Recording data through AI technology and fact-checking it afterward not only reduces the amount of time required. It also helps minimize the potential for human error or bias in a report.
Smart Knowledge Sharing of Incidents
Police incident reports used to gather dust in archives where different departments kept hard copy records of crime reports and investigations. AI technology, combined with collaborative software, makes it easier to share information between departments and agencies.
Sharing information often means accessing different databases and comparing their contents. Done by a single officer or even a team of officers, this would take hours, if not days.

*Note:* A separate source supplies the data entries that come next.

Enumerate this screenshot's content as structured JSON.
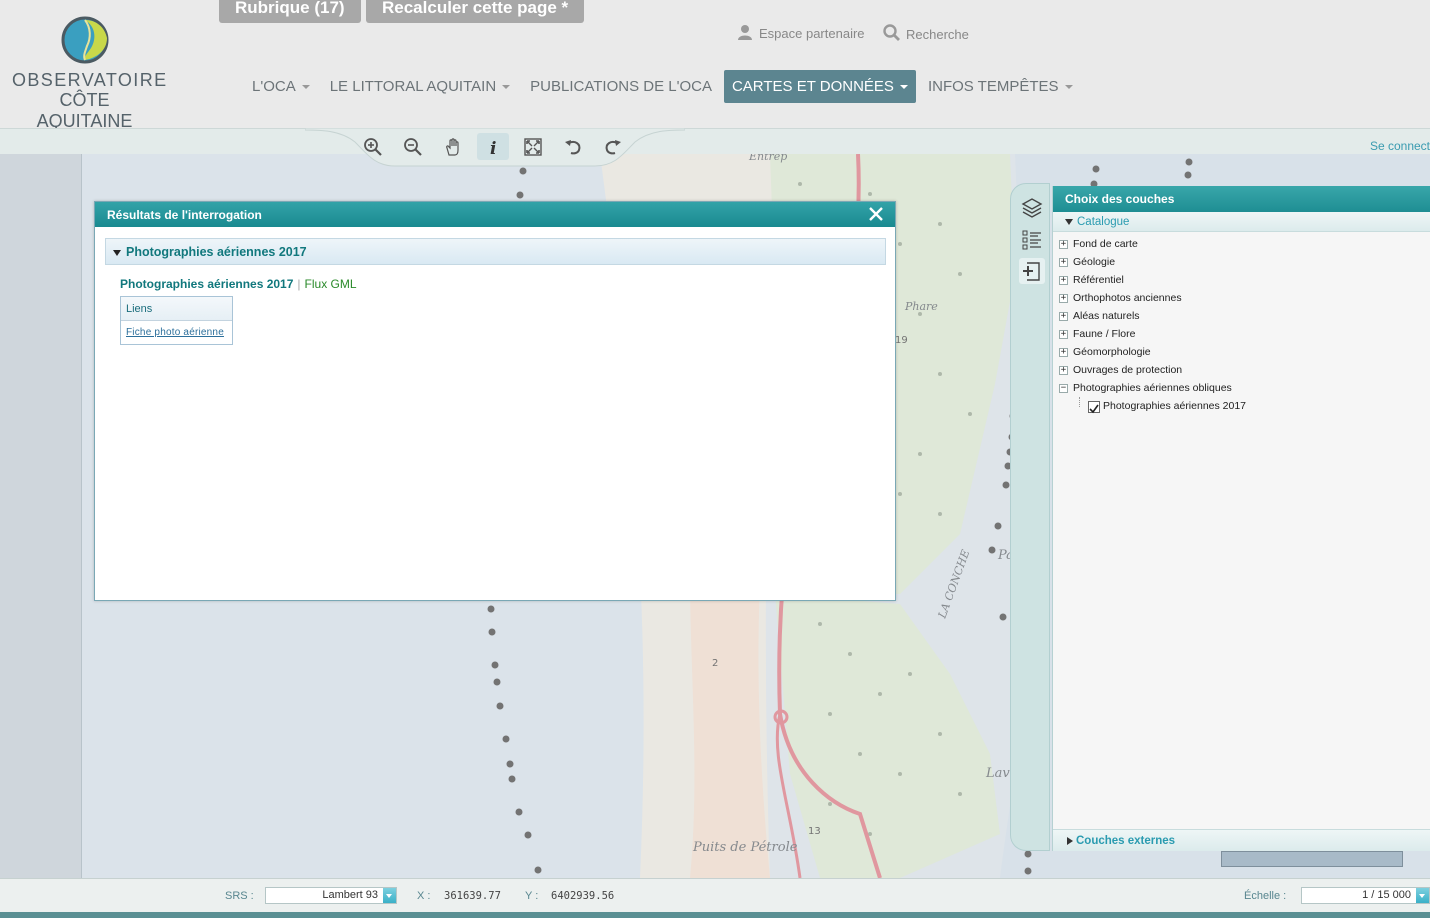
{
  "header": {
    "logo": {
      "line1": "OBSERVATOIRE",
      "line2": "CÔTE AQUITAINE"
    },
    "top_buttons": {
      "rubrique": "Rubrique (17)",
      "recalculer": "Recalculer cette page *"
    },
    "utility": {
      "partner": "Espace partenaire",
      "search": "Recherche"
    },
    "nav": [
      {
        "label": "L'OCA",
        "active": false
      },
      {
        "label": "LE LITTORAL AQUITAIN",
        "active": false
      },
      {
        "label": "PUBLICATIONS DE L'OCA",
        "active": false
      },
      {
        "label": "CARTES ET DONNÉES",
        "active": true
      },
      {
        "label": "INFOS TEMPÊTES",
        "active": false
      }
    ],
    "connect": "Se connect"
  },
  "toolbar": {
    "tools": [
      "zoom-in-icon",
      "zoom-out-icon",
      "pan-hand-icon",
      "info-icon",
      "zoom-extent-icon",
      "undo-icon",
      "redo-icon"
    ],
    "active_tool": "info-icon"
  },
  "dialog": {
    "title": "Résultats de l'interrogation",
    "section": "Photographies aériennes 2017",
    "result_title": "Photographies aériennes 2017",
    "separator": "|",
    "result_flux": "Flux GML",
    "links_header": "Liens",
    "links_item": "Fiche photo aérienne"
  },
  "map": {
    "labels": {
      "a": "Puits de Pétrole",
      "b": "LA CONCHE",
      "c": "Parc",
      "d": "Laverg",
      "e": "Phare",
      "f": "2",
      "g": "13",
      "h": "19",
      "i": "Entrep"
    }
  },
  "layers": {
    "title": "Choix des couches",
    "catalogue": "Catalogue",
    "items": [
      {
        "label": "Fond de carte",
        "expanded": false
      },
      {
        "label": "Géologie",
        "expanded": false
      },
      {
        "label": "Référentiel",
        "expanded": false
      },
      {
        "label": "Orthophotos anciennes",
        "expanded": false
      },
      {
        "label": "Aléas naturels",
        "expanded": false
      },
      {
        "label": "Faune / Flore",
        "expanded": false
      },
      {
        "label": "Géomorphologie",
        "expanded": false
      },
      {
        "label": "Ouvrages de protection",
        "expanded": false
      },
      {
        "label": "Photographies aériennes obliques",
        "expanded": true
      }
    ],
    "child": {
      "label": "Photographies aériennes 2017",
      "checked": true
    },
    "external": "Couches externes"
  },
  "status": {
    "srs_label": "SRS :",
    "srs_value": "Lambert 93",
    "x_label": "X :",
    "x_value": "361639.77",
    "y_label": "Y :",
    "y_value": "6402939.56",
    "scale_label": "Échelle :",
    "scale_value": "1 / 15 000"
  },
  "colors": {
    "accent": "#1a8a90",
    "nav_active": "#5c8590",
    "link": "#2c6f9b"
  }
}
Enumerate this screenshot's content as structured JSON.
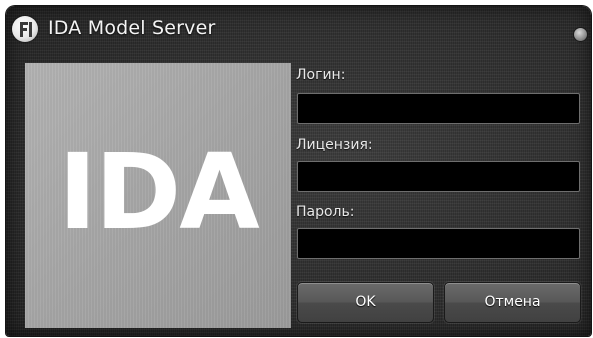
{
  "window": {
    "title": "IDA Model Server",
    "app_icon": "ida-logo-icon",
    "close_control": "close-circle-icon"
  },
  "logo": {
    "text": "IDA"
  },
  "form": {
    "login": {
      "label": "Логин:",
      "value": ""
    },
    "license": {
      "label": "Лицензия:",
      "value": ""
    },
    "password": {
      "label": "Пароль:",
      "value": ""
    }
  },
  "buttons": {
    "ok_label": "OK",
    "cancel_label": "Отмена"
  },
  "colors": {
    "window_background": "#2f2f2f",
    "logo_panel": "#a8a8a8",
    "input_background": "#000000",
    "text": "#ffffff"
  }
}
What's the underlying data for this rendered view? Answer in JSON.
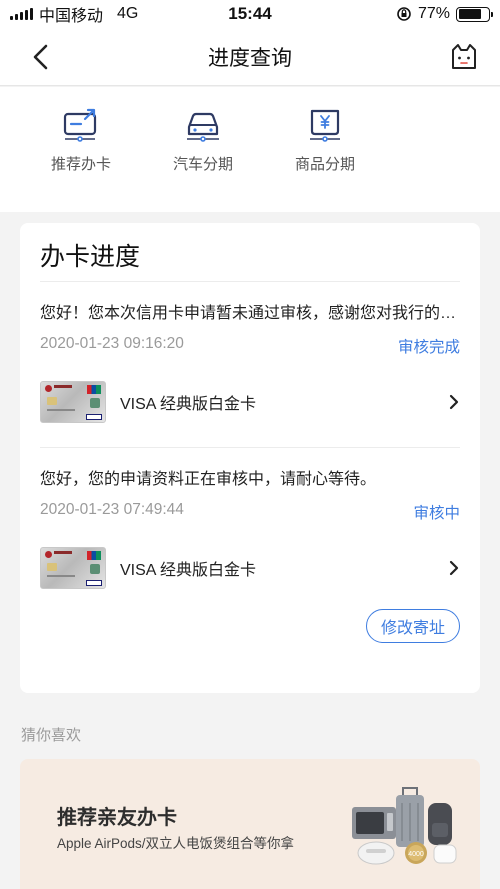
{
  "status_bar": {
    "carrier": "中国移动",
    "network": "4G",
    "time": "15:44",
    "battery": "77%",
    "battery_level": 0.77
  },
  "nav": {
    "title": "进度查询"
  },
  "quick_links": [
    {
      "label": "推荐办卡",
      "icon": "recommend-card-icon"
    },
    {
      "label": "汽车分期",
      "icon": "car-icon"
    },
    {
      "label": "商品分期",
      "icon": "shopping-yen-icon"
    }
  ],
  "progress": {
    "title": "办卡进度",
    "applications": [
      {
        "message": "您好！您本次信用卡申请暂未通过审核，感谢您对我行的关注与支持。",
        "date": "2020-01-23 09:16:20",
        "status": "审核完成",
        "card_name": "VISA 经典版白金卡"
      },
      {
        "message": "您好，您的申请资料正在审核中，请耐心等待。",
        "date": "2020-01-23 07:49:44",
        "status": "审核中",
        "card_name": "VISA 经典版白金卡"
      }
    ],
    "edit_address": "修改寄址"
  },
  "recommend": {
    "section_title": "猜你喜欢",
    "promo_title": "推荐亲友办卡",
    "promo_subtitle": "Apple AirPods/双立人电饭煲组合等你拿",
    "badge": "4000"
  },
  "colors": {
    "accent": "#3f7de0",
    "icon_navy": "#2e3a63",
    "promo_bg": "#f6ebe2"
  }
}
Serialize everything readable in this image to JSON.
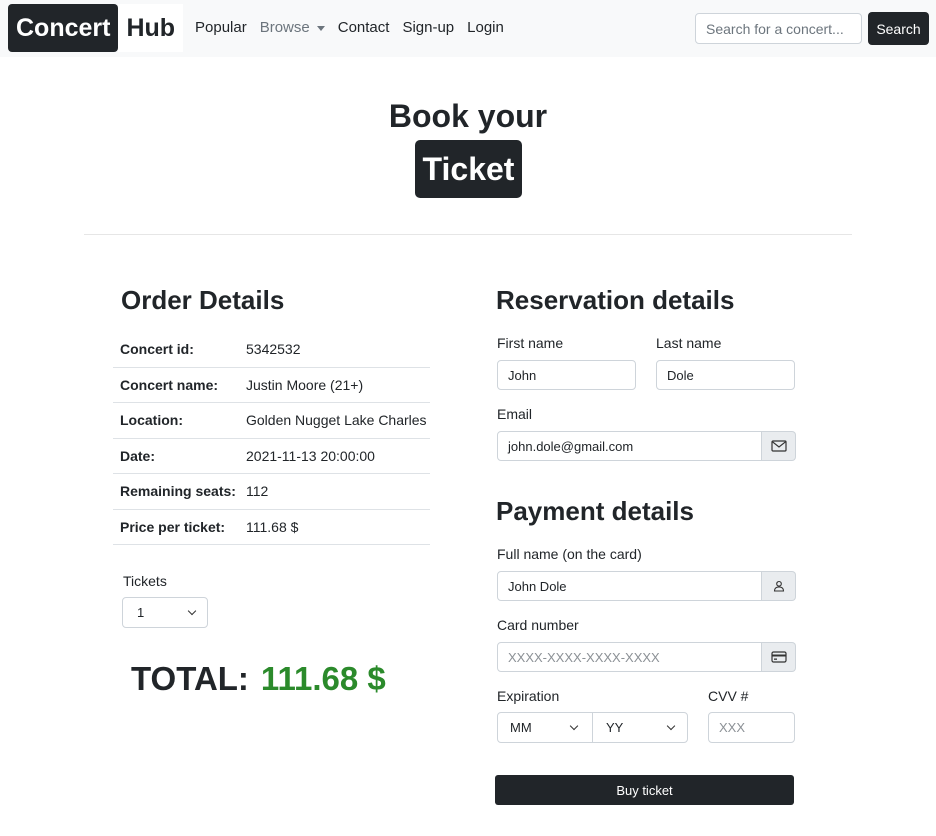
{
  "brand": {
    "part1": "Concert",
    "part2": "Hub"
  },
  "nav": {
    "popular": "Popular",
    "browse": "Browse",
    "contact": "Contact",
    "signup": "Sign-up",
    "login": "Login"
  },
  "search": {
    "placeholder": "Search for a concert...",
    "button": "Search"
  },
  "hero": {
    "line1": "Book your",
    "badge": "Ticket"
  },
  "order": {
    "title": "Order Details",
    "rows": [
      {
        "label": "Concert id:",
        "value": "5342532"
      },
      {
        "label": "Concert name:",
        "value": "Justin Moore (21+)"
      },
      {
        "label": "Location:",
        "value": "Golden Nugget Lake Charles"
      },
      {
        "label": "Date:",
        "value": "2021-11-13 20:00:00"
      },
      {
        "label": "Remaining seats:",
        "value": "112"
      },
      {
        "label": "Price per ticket:",
        "value": "111.68 $"
      }
    ],
    "tickets_label": "Tickets",
    "tickets_value": "1",
    "total_label": "TOTAL:",
    "total_value": "111.68 $"
  },
  "reservation": {
    "title": "Reservation details",
    "first_name_label": "First name",
    "first_name_value": "John",
    "last_name_label": "Last name",
    "last_name_value": "Dole",
    "email_label": "Email",
    "email_value": "john.dole@gmail.com"
  },
  "payment": {
    "title": "Payment details",
    "fullname_label": "Full name (on the card)",
    "fullname_value": "John Dole",
    "card_label": "Card number",
    "card_placeholder": "XXXX-XXXX-XXXX-XXXX",
    "expiration_label": "Expiration",
    "month_value": "MM",
    "year_value": "YY",
    "cvv_label": "CVV #",
    "cvv_placeholder": "XXX",
    "buy_button": "Buy ticket"
  },
  "colors": {
    "dark": "#212529",
    "total_green": "#2b8a2b",
    "navbar_bg": "#f8f9fa"
  }
}
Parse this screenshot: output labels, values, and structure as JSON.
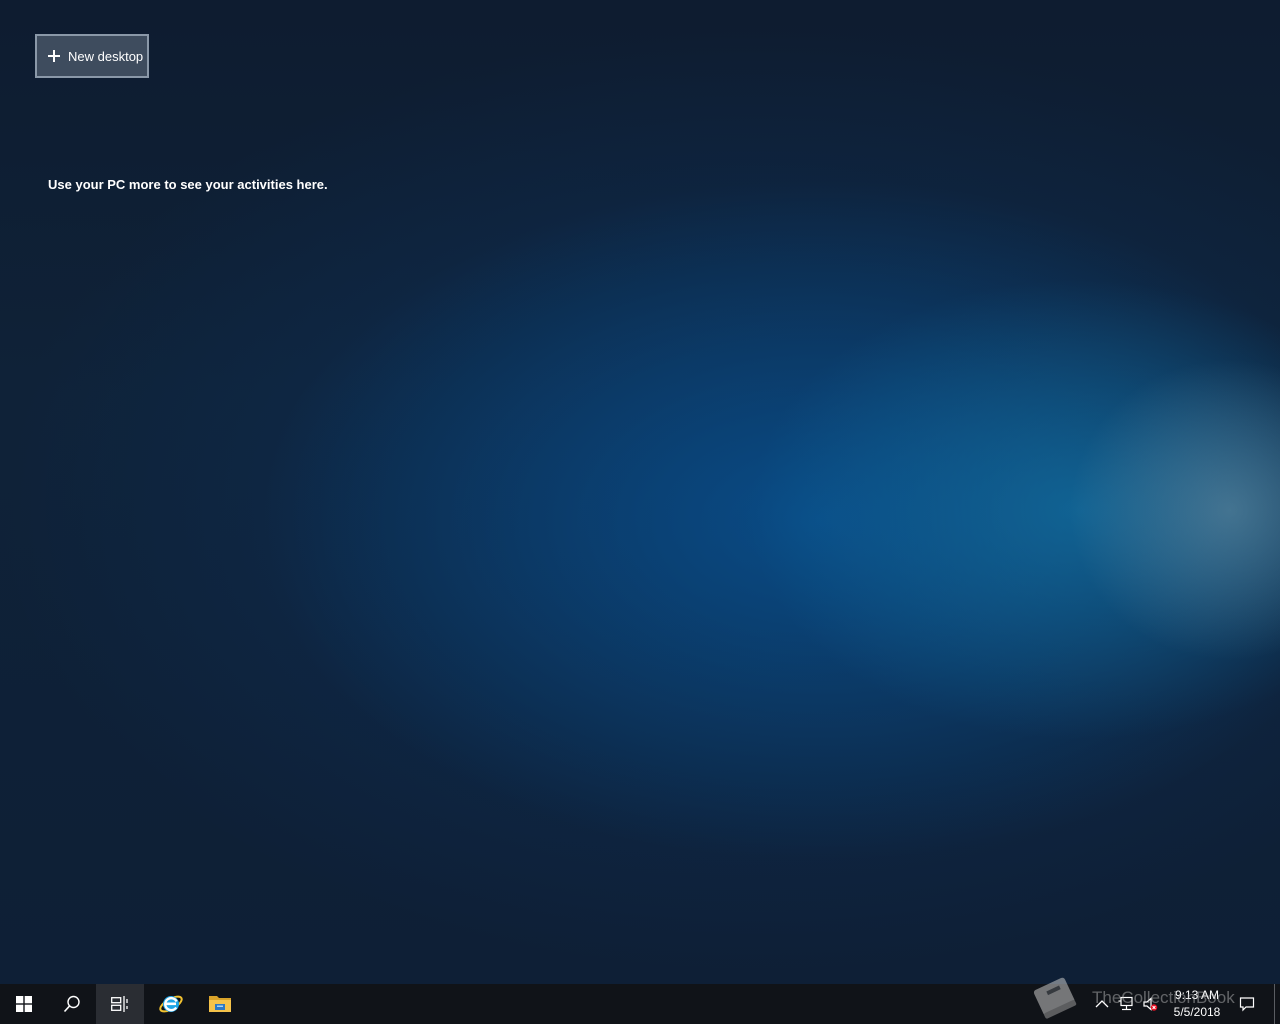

AI, on the other hand, can easily cross-reference the contents of several databases and share its conclusions.
Police forces not only gain access to more information. They also benefit from having an invaluable “team member” who digests vast quantities of data and draws human-like conclusions from it.
Smart knowledge sharing of this type benefits each of the involved police forces and law enforcement agencies.
Successful use of artificial intelligence technology in policing is based on confidence and mutual trust. This trust needs to exist between different arms of law enforcement when it comes to sharing data. It is also required between a police force and its community.
Robots and Security
Robots are working on improving, monitoring and security in low risk and high risk areas by patrolling malls, power grids… etc. These robots are used to reach areas not accessible or not conducive to human patrolling or monitoring.
Remote Monitoring and Inspection
Drones can provide crucial remote monitoring and inspections done without human intervention on the area being monitored or patrolled. The drone’s aerial capability allows it to inspect structures that are difficult to reach from the ground.
Researchers at the University of Maryland and the University of Zurich equipped a drone with event cameras and a sonar system to make it capable of detecting and dodging objects thrown at it. These drones can be used to intervene in an high risk environment without putting police force in the harms way.
Robotic Police Force
Huntington Park Police Department unveiled its latest recruit, a 400-pound robot known as HP RoboCop. It’s been patrolling California’s Salt Lake Park—and helping to make arrests—ever since. Just imagine a bunch of this robots working in unison to layout a security blanket around the city, this can very seriously reduce the crime in the area. This robot in particular has helped the police department round up criminals with evidence in 6-8 hours!
Without a certain level of trust and acceptance, smart, innovative police services in the community cannot deliver on their promise. Where citizens feel that they are subject to surveillance without being able to feel safer, they will not see the benefit of AI technology for policing.
As the capabilities of artificial intelligence technology grow and predictive policing becomes more of a reality, community trust also needs to grow. AI will only reach its full potential in policing when trust and technology truly come together.